After the first successful capture of a seabird, Alvarenga and Córdoba became accomplished “duck” hunters. The two men hunted wild birds in earnest. “Catching a bird standing on the side of the boat was difficult as they often flew away,” said Alvarenga. The easiest way to catch the birds was at night. Alvarenga lay on his back, under the pole where the birds liked to perch. He waited until the birds were comfortably settled or even asleep. Then in a one-two move, he grabbed a leg with one hand and the neck with the other. If he planned to eat the bird immediately, he broke the neck with the casual familiarity of a man popping open a can of beer. Sometimes he even used his body to trap the birds. “They would always land on the boat to rest so I learned their strategy. I would hear them circling so I would stand still and they liked to land on my head. I was afraid they would take out my eyes,” Alvarenga said. “Then I would grab them off my head.”
When it was time to eat, they divided up the catch, an equal number of birds each. A path to survival was now mapped. “I would eat the feathers, the bones, even the feet,” said Alvarenga. To pass the time, Alvarenga would sometimes kill two birds and then chop them up like ceviche. “I would not kill them and just stuff them in my mouth. I chopped them and chopped them into very fine pieces, then placed them in a bucket and used fish spines like toothpicks to serve it up. That was one way to pass the time, eating each piece, one by one.”

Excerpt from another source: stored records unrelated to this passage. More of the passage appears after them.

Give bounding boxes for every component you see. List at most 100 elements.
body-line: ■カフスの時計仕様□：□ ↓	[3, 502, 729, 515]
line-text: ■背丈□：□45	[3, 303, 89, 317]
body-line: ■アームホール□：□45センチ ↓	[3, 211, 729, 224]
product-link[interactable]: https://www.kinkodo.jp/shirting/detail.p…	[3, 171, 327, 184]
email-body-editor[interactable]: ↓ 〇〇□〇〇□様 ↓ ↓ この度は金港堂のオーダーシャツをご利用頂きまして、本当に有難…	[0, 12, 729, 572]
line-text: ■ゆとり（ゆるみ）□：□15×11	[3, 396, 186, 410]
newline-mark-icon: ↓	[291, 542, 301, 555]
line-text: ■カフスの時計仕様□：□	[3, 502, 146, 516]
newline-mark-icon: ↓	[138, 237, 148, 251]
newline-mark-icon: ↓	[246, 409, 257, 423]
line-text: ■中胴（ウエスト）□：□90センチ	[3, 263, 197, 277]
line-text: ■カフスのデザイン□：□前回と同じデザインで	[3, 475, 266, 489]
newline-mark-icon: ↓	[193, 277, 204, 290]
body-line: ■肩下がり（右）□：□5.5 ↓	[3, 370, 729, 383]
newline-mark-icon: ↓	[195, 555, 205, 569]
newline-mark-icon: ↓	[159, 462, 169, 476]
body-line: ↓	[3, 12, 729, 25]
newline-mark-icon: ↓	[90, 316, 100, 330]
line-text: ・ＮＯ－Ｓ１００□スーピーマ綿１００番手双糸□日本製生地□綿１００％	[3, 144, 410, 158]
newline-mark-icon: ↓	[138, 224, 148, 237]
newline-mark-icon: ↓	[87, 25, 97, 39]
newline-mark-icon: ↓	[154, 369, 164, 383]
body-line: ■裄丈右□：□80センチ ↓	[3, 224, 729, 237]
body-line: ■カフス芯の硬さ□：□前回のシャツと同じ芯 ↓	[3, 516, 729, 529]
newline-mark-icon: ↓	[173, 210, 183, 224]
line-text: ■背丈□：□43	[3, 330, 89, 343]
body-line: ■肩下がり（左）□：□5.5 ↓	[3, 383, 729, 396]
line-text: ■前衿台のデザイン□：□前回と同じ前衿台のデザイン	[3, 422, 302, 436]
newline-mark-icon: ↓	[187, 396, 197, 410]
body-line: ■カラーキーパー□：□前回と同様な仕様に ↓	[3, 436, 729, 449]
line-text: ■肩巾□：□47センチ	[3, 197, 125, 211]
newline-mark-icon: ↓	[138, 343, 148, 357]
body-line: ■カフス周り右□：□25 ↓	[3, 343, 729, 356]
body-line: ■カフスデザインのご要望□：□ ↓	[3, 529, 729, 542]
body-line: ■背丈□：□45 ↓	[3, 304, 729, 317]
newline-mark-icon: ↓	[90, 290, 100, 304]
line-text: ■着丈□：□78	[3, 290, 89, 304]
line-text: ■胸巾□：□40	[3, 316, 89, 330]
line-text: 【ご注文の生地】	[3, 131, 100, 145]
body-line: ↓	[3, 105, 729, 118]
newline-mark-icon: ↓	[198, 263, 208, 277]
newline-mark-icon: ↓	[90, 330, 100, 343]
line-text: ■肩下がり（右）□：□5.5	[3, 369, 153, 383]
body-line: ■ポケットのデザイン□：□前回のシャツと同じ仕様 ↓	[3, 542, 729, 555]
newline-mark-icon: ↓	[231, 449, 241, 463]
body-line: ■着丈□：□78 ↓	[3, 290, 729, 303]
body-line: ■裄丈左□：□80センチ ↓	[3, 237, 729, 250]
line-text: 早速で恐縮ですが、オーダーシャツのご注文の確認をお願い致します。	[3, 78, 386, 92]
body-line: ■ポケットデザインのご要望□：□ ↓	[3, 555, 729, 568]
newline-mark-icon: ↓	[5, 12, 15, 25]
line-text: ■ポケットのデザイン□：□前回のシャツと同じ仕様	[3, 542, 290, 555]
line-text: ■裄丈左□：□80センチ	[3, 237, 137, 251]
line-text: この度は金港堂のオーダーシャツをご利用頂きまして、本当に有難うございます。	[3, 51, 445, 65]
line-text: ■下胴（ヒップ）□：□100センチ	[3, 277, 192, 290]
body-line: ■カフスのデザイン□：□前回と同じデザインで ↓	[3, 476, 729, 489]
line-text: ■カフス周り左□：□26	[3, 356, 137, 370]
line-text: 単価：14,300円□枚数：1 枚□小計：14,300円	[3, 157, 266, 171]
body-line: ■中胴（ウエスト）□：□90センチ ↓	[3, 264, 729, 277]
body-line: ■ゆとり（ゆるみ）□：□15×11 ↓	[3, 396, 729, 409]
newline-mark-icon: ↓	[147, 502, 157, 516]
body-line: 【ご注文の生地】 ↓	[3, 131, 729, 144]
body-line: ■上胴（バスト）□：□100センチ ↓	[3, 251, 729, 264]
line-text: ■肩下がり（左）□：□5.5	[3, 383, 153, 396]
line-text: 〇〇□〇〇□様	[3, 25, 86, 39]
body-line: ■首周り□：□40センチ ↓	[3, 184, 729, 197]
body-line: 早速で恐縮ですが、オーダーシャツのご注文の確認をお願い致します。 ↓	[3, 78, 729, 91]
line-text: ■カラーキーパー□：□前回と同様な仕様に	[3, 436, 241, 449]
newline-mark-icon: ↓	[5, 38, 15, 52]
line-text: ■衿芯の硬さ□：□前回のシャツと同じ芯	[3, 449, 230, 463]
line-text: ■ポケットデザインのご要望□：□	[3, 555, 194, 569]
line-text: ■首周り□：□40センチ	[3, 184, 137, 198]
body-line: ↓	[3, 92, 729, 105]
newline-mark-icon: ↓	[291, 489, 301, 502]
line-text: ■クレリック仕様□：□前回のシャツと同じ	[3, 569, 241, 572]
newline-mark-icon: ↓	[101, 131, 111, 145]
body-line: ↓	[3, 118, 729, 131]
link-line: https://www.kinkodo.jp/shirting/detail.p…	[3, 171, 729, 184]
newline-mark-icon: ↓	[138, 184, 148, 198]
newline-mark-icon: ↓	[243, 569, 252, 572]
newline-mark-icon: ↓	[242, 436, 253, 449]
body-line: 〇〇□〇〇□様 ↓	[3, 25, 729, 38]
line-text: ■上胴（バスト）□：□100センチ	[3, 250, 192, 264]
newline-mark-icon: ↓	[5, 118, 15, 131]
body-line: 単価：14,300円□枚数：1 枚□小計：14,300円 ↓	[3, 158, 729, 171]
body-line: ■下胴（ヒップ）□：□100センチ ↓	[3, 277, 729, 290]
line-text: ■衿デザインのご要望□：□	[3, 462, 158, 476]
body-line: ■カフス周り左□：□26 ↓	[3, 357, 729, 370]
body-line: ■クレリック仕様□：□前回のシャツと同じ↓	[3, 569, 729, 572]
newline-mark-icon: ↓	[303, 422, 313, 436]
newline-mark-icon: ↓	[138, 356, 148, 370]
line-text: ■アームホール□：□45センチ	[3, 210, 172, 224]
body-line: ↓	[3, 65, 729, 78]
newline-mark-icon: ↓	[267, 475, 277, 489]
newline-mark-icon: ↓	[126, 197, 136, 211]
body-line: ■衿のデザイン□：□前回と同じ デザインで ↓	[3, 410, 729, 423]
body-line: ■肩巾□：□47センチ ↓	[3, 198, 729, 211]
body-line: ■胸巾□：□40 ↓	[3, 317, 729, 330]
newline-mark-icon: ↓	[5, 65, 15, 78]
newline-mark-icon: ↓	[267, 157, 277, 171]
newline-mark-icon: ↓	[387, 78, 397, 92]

Steve Callahan, reflecting on the seventy-six days he spent drifting alone in the Atlantic Ocean in 1982, says, “People think you just sit around, and wait to wash up on something. And I have always pointed out to people that survival is not a passive activity, it’s an active pursuit. If you don’t work at it, you are screwed. I have a pet theory that one of the most dangerous things you can do in life is try to minimize all risks. You never fall on your face, nothing happens, and so when something big happens, you’re totally unprepared, you have no tool kit.”
Inside the icebox, Alvarenga noticed that his hearing was becoming sharp. “I could tell the size of the bird by the sounds. Sometimes I would hear a deep whoosh sound, and I knew it was a big bird. The birds flew low over the icebox on the first loop. Then looped again a second and a third time, then landed on the icebox. ‘Yes!’ I would say. ‘Now I am going to eat duck.’ ”
When the wind and temperature permitted, the two men spent hours at night outside the icebox creating games with the sky, inventing competitions to see who could call out a shooting star first. They fell asleep counting stars—it was a game that Córdoba usually won: “He passed a thousand stars,” said Alvarenga.
“Sometimes when we were both in the box and heard a bird, I would hold up the edge, he would creep out. He was good,” said Alvarenga with pride. “The icebox would not bump down on the deck and scare away the bird.” While Córdoba became a skilled hunter, he still retched at the sensation of swallowing raw bird meat. Alvarenga, however, went native. His brain, set on survival and long accustomed to raw food, ranging from iguana to crabs, adapted to whatever might provide nutrition.
At night, before going to sleep, the men set fish traps. They sliced a hole in the side of five empty bottles of bleach—previously used to float their fishing line. For bait they stuffed feathers and chunks of bird meat into the bottles. A pair of intact Clorox bottles with screw-on caps kept the traps floating near the surface. The men trolled their traps, attached to the boat by one of the few pieces of solid twine available, behind them. Occasionally they found small fish trapped in the bleach bottle and even if the traps were empty, the thrill and possibility of a catch helped bolster the dream of a more steady food supply.